MD: [...] The problem is that the guy was a brain-wrenching polymath. And there’s every bit of evidence to suggest that he was one of those vanishingly rare creatures, the true hyperlexic, someone who begins reading at a very, very early age — probably around age three, all the evidence suggests. And I don’t mean Pat the Bunny. By somewhere around six, he claimed, he was reading Henry James. He had certainly read Mary Shelley’s Frankenstein and Bram Stoker’s Dracula by that age; that’s adequately evidenced. He does concede, in a number of interviews, “I can’t imagine I understood James at that age,” but he did toil through some of his books, and then later went on to both read James’s entire corpus and then emerge an inveterate James-loather. He had an absolutely unalloyed detestation for James, but for whatever incomprehensible reason, felt the need to read him and, on occasion, even reread him!

MG: What was it about James that he didn’t like?

MD: He felt James was an over-explainer. And, as I said, Gorey is sort of Derridean in the sense that he’s profoundly convinced in his bones of the inadequacy of language, and even of art, even as he is simultaneously convinced of their ability to gesture toward their inadequacy in a way that communicates beyond the signifier and the signified into a sort of cosmos of dark matter where a meaning exists that is beyond meaning. Don’t ask me to explain, since I haven’t fully theorized this yet!

—Finally, there's been a whole lot of debate about Kickstarter as a way to fund comics this week. It isn't hard to find if you're interested in joining up. But I find the whole thing vaguely depressing. Secret Acres has the tweet to read. (Did I just write that?)

Bye Binky

Today on the site we have Rob Clough on some selected periodical comics of all shapes and sizes.

Elsewhere:

The big news is, of course, the end of Matt Groening's long and excellent comic strip, Life in Hell.
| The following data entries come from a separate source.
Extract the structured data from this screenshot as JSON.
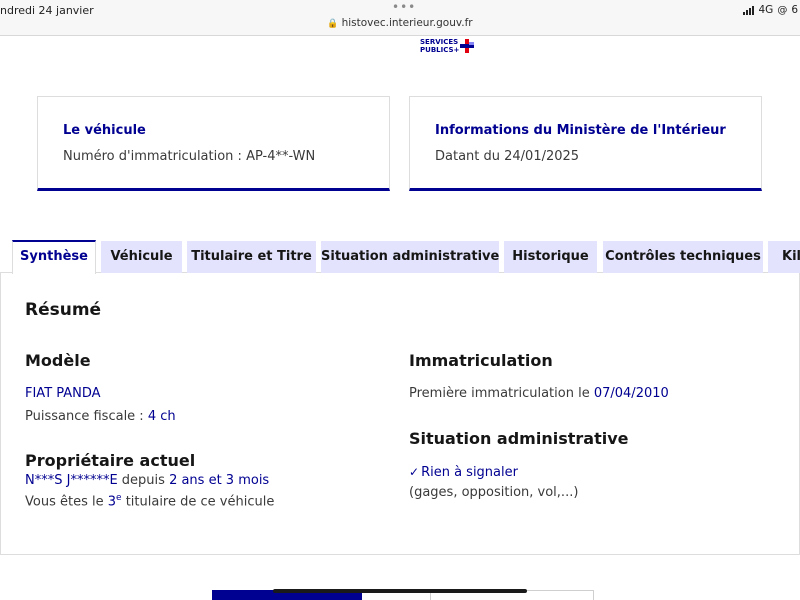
{
  "statusbar": {
    "date": "ndredi 24 janvier",
    "dots": "•••",
    "url": "histovec.interieur.gouv.fr",
    "network": "4G",
    "battery_partial": "6"
  },
  "logo": {
    "line1": "SERVICES",
    "line2": "PUBLICS+"
  },
  "cards": [
    {
      "title": "Le véhicule",
      "text": "Numéro d'immatriculation : AP-4**-WN"
    },
    {
      "title": "Informations du Ministère de l'Intérieur",
      "text": "Datant du 24/01/2025"
    }
  ],
  "tabs": [
    {
      "label": "Synthèse",
      "active": true
    },
    {
      "label": "Véhicule"
    },
    {
      "label": "Titulaire et Titre"
    },
    {
      "label": "Situation administrative"
    },
    {
      "label": "Historique"
    },
    {
      "label": "Contrôles techniques"
    },
    {
      "label": "Kilo"
    }
  ],
  "summary": {
    "title": "Résumé",
    "model": {
      "heading": "Modèle",
      "name": "FIAT PANDA",
      "power_label": "Puissance fiscale : ",
      "power_value": "4 ch"
    },
    "owner": {
      "heading": "Propriétaire actuel",
      "name": "N***S J******E",
      "since_label": " depuis ",
      "duration": "2 ans et 3 mois",
      "rank_prefix": "Vous êtes le ",
      "rank_number": "3",
      "rank_sup": "e",
      "rank_suffix": " titulaire de ce véhicule"
    },
    "registration": {
      "heading": "Immatriculation",
      "label": "Première immatriculation le ",
      "date": "07/04/2010"
    },
    "admin": {
      "heading": "Situation administrative",
      "status": "Rien à signaler",
      "detail": "(gages, opposition, vol,...)"
    }
  },
  "colors": {
    "primary": "#000091",
    "tab_bg": "#e3e3fd",
    "text": "#3a3a3a",
    "heading": "#161616"
  }
}
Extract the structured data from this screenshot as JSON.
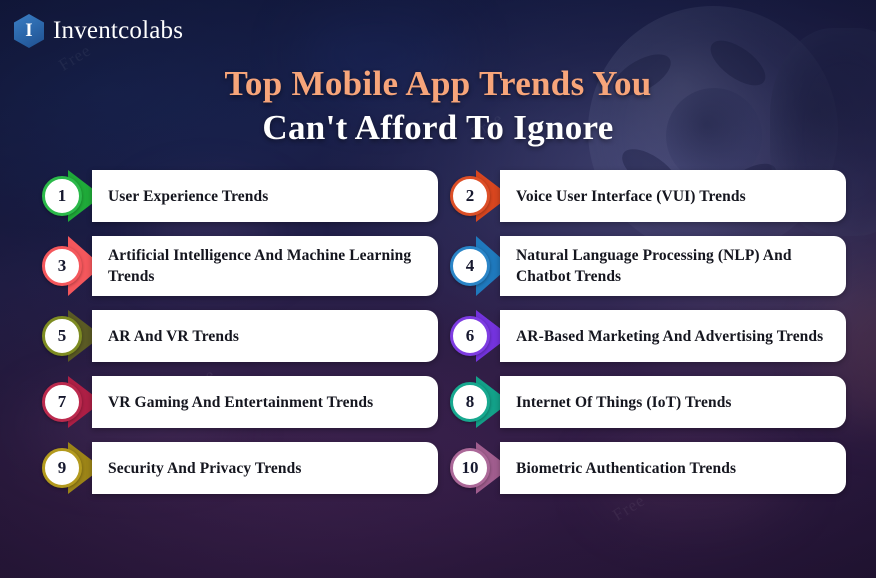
{
  "brand": {
    "name": "Inventcolabs",
    "mark_letter": "I",
    "mark_color": "#2d6aae"
  },
  "title": {
    "line1": "Top Mobile App Trends You",
    "line2": "Can't Afford To Ignore",
    "line1_color": "#f7a57a",
    "line2_color": "#ffffff"
  },
  "watermarks": [
    "Free",
    "Free",
    "Free",
    "Free"
  ],
  "items": [
    {
      "number": "1",
      "label": "User Experience Trends",
      "accent": "#1faa39",
      "ring": "#2bb94a"
    },
    {
      "number": "2",
      "label": "Voice User Interface (VUI) Trends",
      "accent": "#d8461f",
      "ring": "#dd4f27"
    },
    {
      "number": "3",
      "label": "Artificial Intelligence And Machine Learning Trends",
      "accent": "#f4575c",
      "ring": "#f4575c"
    },
    {
      "number": "4",
      "label": "Natural Language Processing (NLP) And Chatbot Trends",
      "accent": "#1f79bd",
      "ring": "#2a85c8"
    },
    {
      "number": "5",
      "label": "AR And VR Trends",
      "accent": "#5a5a24",
      "ring": "#7e8c22"
    },
    {
      "number": "6",
      "label": "AR-Based Marketing And Advertising Trends",
      "accent": "#7433de",
      "ring": "#7e3ce2"
    },
    {
      "number": "7",
      "label": "VR Gaming And Entertainment Trends",
      "accent": "#ad1f45",
      "ring": "#bc2a4e"
    },
    {
      "number": "8",
      "label": "Internet Of Things (IoT) Trends",
      "accent": "#13a189",
      "ring": "#17a88f"
    },
    {
      "number": "9",
      "label": "Security And Privacy Trends",
      "accent": "#9c8417",
      "ring": "#b39a1e"
    },
    {
      "number": "10",
      "label": "Biometric Authentication Trends",
      "accent": "#a05d8e",
      "ring": "#ab6898"
    }
  ]
}
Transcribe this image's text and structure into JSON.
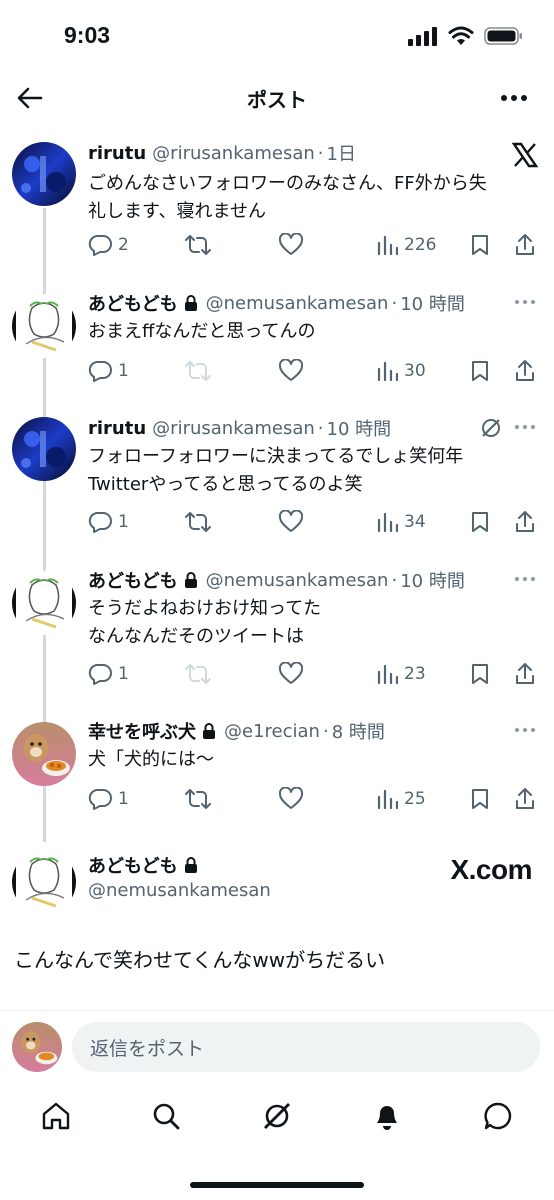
{
  "status_bar": {
    "time": "9:03"
  },
  "header": {
    "title": "ポスト"
  },
  "posts": [
    {
      "name": "rirutu",
      "handle": "@rirusankamesan",
      "time": "1日",
      "text": "ごめんなさいフォロワーのみなさん、FF外から失\n礼します、寝れません",
      "replies": "2",
      "reposts": "",
      "likes": "",
      "views": "226"
    },
    {
      "name": "あどもども",
      "handle": "@nemusankamesan",
      "time": "10 時間",
      "text": "おまえffなんだと思ってんの",
      "replies": "1",
      "reposts": "",
      "likes": "",
      "views": "30"
    },
    {
      "name": "rirutu",
      "handle": "@rirusankamesan",
      "time": "10 時間",
      "text": "フォローフォロワーに決まってるでしょ笑何年\nTwitterやってると思ってるのよ笑",
      "replies": "1",
      "reposts": "",
      "likes": "",
      "views": "34"
    },
    {
      "name": "あどもども",
      "handle": "@nemusankamesan",
      "time": "10 時間",
      "text": "そうだよねおけおけ知ってた\nなんなんだそのツイートは",
      "replies": "1",
      "reposts": "",
      "likes": "",
      "views": "23"
    },
    {
      "name": "幸せを呼ぶ犬",
      "handle": "@e1recian",
      "time": "8 時間",
      "text": "犬「犬的には〜",
      "replies": "1",
      "reposts": "",
      "likes": "",
      "views": "25"
    }
  ],
  "main_post": {
    "name": "あどもども",
    "handle": "@nemusankamesan",
    "watermark": "X.com",
    "text": "こんなんで笑わせてくんなwwがちだるい"
  },
  "reply_bar": {
    "placeholder": "返信をポスト"
  },
  "colors": {
    "text": "#0f1419",
    "secondary": "#536471",
    "thread_line": "#cfd9de",
    "input_bg": "#eff3f4"
  },
  "icons": {
    "header": [
      "back-arrow-icon",
      "more-icon"
    ],
    "actions": [
      "reply-icon",
      "repost-icon",
      "like-icon",
      "views-icon",
      "bookmark-icon",
      "share-icon"
    ],
    "tabs": [
      "home-icon",
      "search-icon",
      "grok-icon",
      "notifications-icon",
      "messages-icon"
    ]
  }
}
Here's TCJ-contributor Richard Gehr's interview with the artist, and here's a short appreciation by Tom Spurgeon.

Benjamen Walker has a wonderful radio report on the gathering of the comic book tribes last month in Chicago. Two more from Chicago, this time from last weekend's inaugural CAKE: A wrap-up from Secret Acres and a very funny travelogue from D&Q's Jessica Campbell.

Elsewhere in the midwest we find this interview with Joseph Remnant and Jeff Newelt on Harvey Pekar's Cleveland.

And a couple of excellent image-based posts: Who knew that the great Seymour Chwast took a crack at redesigning the Bazooka Joe graphics? And Greg Cook visited Brian Chippendale's studio; I can tell you that these pictures are real.